Avverso tale sentenza la Universo propone ricorso per Cassazione, articolato in tre motivi.

Resistono con controricorso sia la R.C.S. sia, congiuntamente, i sigg. C. e V. e la Headline.

Tutte le parti hanno depositato memorie.

Motivi della decisione

1. I tre motivi di ricorso, con i quali vengono denunciati sia errori di diritto sia vizi di motivazione dell’impugnata sentenza, investono: il primo, l’asserita illecita imitazione del titolo e delle rubriche del settimanale Telesette, edito dalla società ricorrente, ad opera del settimanale TV Sette, di cui è editrice la controricorrente R.C.S.; il secondo, l’illecito concorrenziale che quest’ultima avrebbe commesso utilizzando le competenze professionali di ex collaboratori della medesima ricorrente; il terzo, l’ulteriore illecito consumato mediante la vendita sottocosto, o addirittura gratuita, del citato settimanale TV Sette.
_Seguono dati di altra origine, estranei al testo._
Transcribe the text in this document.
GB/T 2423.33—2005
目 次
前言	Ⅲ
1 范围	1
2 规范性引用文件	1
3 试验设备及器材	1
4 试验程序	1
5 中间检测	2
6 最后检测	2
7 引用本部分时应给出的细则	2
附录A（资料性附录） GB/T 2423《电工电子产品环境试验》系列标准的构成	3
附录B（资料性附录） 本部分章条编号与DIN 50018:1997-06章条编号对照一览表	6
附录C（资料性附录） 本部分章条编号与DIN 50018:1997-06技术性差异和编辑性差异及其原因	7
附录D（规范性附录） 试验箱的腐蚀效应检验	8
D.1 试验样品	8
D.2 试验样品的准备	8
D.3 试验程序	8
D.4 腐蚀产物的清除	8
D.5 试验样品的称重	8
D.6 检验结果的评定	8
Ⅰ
Benchè tali motivi presentino taluni aspetti di connessione, è preferibile, per ragioni di maggior chiarezza espositiva, esaminarli qui di seguito separatamente.

2. Il tema dell’illecita imitazione è ripartito dalla ricorrente in due distinti profili: l’uno attiene al titolo dei periodici posti a raffronto, con riferimento al quale viene ipotizzata la violazione della L.A. art. 100, comma 1, (anche in relazione al disposto dell’art. 17, comma 1, lett. e, della legge sui marchi), e l’altro concerne i contenuti e le forme delle rubriche dei medesimi periodici, con ipotizzata violazione della citata L.A. art. 100, comma 3, e art. 102. 2.1. Con riguardo al primo profilo, la ricorrente contesta che tra i titoli delle due riviste sussista una differenza rilevante, tale non essendo la semplice sostituzione della parola "Tele" con quella "TV", e critica l’affermazione della Corte d’appello secondo cui si tratterebbe di titoli "debolissimi", perchè privi di sufficiente originalità. Si sarebbe invece dovuto tener conto della notorietà acquisita nel tempo dal settimanale Telesette e, quindi, applicare anche in questo campo la teoria cd. del secondary meaning, elaborata nel settore dei marchi, in virtù della quale anche una denominazione all’origine priva di capacità distintiva può poi acquistarla a seguito dell’uso di mercato che ne sia stato fatto in rapporto ad un determinato prodotto. Erroneamente, poi, la Corte Territoriale avrebbe ravvisato un idoneo elemento di differenziazione dei titoli nella dicitura "Corriere della Sera", aggiunta alla denominazione TV Sette, trattandosi di un mero sottotitolo, neppure citato nei messaggi pubblicitari riguardanti la testata e, come tale, insufficiente ad evitare effetti confusoli. Nè, infine, varrebbe riferirsi ad altre pretese differenziazioni grafiche, che l’impugnata sentenza menziona senza però neppure specificamente indicare e che, comunque, non avrebbero alcuna reale capacità distintiva con riguardo ad un titolo costituito essenzialmente da parole.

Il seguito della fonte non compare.